Prosecutors sought to argue, albeit away from the eyes of the public, that Daliyev and his accomplices were using their media backgrounds to blackmail high-ranking officials. After Daliyev was detained in January, the State Security Service said in a statement his group was suspected of committing “crimes through Kompromat.uzb and other [Telegram] channels.”
Kompromat.uzb, which is still accessible to this day and has more than 75,000 subscribers, was mainly known for posting unconfirmed information about alleged mismanagement across various entities, mostly banks. The final post published on the channel dates to January.
The voluminous report into the case compiled by investigators charges that Daliyev and Hashimov created Kompromat.uzb in August 2021 to leverage their journalistic activities with “malicious intent and with a view to eventually engaging in extortion for financial gain." The two men are said by their accusers to have approached targets with threats of having compromising information published about them. Under this scheme, reputedly dubbed “Stop Tarif,” the victim was required to pay for bogus public relations services in return for the publications being withheld.
Mirzayeva, like that pair, has a background in journalism. In 2018, she became the object of media attention when she spoke publicly about censorship practices she had witnessed at state-owned TV news channel Uzbekistan 24, where she worked at the time.
The sentenced group was found by the court to have caused financial damages to a tune of 5.14 billion Uzbek sums (about $421,000) – funds that were then alleged to have been used for the purchase of real estate, vehicles and other assets.
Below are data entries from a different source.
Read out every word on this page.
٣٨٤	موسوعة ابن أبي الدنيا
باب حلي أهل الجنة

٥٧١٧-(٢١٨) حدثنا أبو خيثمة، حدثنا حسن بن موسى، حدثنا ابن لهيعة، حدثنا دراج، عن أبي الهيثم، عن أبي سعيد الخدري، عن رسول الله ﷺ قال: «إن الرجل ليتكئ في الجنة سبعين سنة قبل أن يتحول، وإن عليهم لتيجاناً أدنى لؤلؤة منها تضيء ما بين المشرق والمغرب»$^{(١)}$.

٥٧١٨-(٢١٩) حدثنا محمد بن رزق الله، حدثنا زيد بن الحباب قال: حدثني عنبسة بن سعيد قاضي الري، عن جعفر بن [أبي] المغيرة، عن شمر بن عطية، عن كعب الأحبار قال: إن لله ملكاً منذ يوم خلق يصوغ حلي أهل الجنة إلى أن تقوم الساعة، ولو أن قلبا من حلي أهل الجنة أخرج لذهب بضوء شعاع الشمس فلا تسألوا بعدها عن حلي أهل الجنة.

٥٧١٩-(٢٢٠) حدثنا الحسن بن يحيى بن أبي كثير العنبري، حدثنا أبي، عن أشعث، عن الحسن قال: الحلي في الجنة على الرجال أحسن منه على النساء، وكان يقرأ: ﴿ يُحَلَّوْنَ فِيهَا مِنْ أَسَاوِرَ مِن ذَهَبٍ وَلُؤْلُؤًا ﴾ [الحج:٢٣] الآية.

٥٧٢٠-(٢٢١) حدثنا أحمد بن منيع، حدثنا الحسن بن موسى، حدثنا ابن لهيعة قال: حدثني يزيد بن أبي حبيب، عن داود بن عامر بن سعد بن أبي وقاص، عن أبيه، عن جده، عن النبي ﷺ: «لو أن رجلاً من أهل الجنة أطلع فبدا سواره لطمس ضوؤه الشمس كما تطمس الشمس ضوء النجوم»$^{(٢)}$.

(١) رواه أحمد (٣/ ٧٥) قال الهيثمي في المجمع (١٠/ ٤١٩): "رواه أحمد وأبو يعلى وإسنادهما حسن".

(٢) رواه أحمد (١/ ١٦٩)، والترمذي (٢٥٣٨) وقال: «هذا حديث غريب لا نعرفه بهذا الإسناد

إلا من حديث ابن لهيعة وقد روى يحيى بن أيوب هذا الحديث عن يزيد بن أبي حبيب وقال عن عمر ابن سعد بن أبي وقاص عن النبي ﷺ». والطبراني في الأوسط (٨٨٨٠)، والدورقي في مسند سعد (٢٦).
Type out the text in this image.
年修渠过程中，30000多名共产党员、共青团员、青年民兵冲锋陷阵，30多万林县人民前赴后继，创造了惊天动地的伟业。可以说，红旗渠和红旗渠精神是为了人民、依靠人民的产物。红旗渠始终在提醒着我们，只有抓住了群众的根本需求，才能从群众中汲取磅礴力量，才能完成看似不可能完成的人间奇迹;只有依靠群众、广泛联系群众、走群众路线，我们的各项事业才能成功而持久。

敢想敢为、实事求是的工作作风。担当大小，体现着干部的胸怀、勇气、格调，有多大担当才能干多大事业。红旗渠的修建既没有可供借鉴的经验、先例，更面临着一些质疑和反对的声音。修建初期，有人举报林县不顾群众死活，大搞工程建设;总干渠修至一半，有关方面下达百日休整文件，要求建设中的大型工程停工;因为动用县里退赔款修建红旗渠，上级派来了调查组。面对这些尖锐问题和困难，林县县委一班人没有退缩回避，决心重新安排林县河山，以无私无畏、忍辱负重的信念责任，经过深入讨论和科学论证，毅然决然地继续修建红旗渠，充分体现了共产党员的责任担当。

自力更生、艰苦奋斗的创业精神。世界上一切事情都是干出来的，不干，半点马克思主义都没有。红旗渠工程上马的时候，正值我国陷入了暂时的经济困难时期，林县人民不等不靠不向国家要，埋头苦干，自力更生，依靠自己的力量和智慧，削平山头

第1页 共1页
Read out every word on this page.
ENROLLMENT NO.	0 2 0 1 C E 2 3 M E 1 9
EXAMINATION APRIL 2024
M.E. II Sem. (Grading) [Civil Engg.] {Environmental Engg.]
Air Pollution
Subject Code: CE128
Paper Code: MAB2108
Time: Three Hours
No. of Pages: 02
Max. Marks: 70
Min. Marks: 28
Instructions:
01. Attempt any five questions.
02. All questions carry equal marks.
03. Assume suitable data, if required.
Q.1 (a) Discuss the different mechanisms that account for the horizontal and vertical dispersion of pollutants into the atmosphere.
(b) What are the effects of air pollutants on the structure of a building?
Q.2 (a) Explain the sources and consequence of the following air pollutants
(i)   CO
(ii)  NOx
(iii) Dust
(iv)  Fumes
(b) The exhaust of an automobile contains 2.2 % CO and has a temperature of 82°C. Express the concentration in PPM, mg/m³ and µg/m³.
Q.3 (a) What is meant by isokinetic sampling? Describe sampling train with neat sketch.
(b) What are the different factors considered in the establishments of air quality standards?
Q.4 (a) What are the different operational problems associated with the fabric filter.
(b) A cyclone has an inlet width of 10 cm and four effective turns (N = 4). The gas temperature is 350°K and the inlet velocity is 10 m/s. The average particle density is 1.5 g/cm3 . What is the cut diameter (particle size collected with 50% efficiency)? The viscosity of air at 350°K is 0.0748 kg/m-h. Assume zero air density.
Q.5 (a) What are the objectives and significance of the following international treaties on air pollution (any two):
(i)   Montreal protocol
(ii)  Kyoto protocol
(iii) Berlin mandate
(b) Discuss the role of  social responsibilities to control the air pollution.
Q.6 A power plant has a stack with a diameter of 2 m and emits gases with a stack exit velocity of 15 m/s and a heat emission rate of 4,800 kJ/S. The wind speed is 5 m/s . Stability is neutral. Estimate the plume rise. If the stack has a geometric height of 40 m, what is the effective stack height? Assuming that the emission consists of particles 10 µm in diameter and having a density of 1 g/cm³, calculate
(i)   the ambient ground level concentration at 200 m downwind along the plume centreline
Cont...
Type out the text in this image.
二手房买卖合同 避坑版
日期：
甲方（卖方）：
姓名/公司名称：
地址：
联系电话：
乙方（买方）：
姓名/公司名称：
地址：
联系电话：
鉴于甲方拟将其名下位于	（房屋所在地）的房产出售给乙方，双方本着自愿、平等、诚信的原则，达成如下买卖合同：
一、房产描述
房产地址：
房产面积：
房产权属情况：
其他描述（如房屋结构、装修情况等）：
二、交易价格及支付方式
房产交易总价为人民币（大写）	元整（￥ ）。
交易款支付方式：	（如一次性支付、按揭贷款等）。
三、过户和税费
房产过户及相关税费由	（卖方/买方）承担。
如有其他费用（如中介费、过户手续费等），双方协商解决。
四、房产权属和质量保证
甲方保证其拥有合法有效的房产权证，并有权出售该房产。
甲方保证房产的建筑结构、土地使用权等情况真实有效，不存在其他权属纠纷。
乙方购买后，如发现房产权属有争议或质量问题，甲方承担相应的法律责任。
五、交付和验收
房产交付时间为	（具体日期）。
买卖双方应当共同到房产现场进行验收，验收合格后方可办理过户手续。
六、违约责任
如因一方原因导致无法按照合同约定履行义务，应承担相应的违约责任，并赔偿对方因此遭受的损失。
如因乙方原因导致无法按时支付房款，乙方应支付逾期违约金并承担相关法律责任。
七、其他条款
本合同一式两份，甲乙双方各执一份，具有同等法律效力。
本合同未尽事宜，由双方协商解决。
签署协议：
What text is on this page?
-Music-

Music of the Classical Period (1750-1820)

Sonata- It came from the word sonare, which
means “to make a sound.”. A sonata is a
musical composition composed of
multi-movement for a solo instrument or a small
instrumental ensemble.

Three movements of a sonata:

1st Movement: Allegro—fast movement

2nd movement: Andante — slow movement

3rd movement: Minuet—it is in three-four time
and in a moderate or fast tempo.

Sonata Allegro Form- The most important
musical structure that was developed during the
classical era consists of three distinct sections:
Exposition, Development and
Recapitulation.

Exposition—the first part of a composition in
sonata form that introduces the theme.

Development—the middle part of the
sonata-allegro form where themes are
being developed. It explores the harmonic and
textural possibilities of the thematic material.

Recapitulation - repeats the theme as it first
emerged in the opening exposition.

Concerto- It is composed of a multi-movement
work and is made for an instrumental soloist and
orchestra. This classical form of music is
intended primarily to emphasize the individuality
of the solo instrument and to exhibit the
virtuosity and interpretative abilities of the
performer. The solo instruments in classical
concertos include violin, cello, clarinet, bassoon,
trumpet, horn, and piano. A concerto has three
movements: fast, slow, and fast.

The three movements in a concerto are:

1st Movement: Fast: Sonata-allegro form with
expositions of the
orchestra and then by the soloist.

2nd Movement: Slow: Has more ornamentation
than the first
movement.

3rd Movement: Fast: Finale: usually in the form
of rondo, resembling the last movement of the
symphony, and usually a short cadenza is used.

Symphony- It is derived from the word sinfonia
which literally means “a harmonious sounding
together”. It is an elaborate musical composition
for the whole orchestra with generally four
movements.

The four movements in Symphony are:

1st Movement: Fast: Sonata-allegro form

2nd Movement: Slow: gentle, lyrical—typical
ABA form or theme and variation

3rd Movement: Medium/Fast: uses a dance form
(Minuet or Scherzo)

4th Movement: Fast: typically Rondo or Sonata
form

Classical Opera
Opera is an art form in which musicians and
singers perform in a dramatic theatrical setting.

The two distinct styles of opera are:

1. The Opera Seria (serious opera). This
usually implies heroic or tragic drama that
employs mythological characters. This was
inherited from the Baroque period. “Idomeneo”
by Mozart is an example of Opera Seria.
In the absence of transparency, the believability of the state’s broader case or of the specific accusations levied at Daliyev and his colleagues are inevitably a matter for subjective judgement. Hardened skeptics wary of any prosecutorial narrative may maintain the affair has been concocted from thin air or grossly exaggerated. Meanwhile, those inclined to worry about the hidden scale of extortion practices among Uzbekistan’s many self-styled bloggers, or citizen journalists, may give the charges strong credence.
Daliyev’s own remarks, possibly delivered under some degree of duress, also tell their own story.
In February, when a journalist at Daryo.uz, a local news outlet, visited Daliyev in his pre-trial detention center, he reportedly said: “We made a mistake. We misunderstood freedom of speech a little.”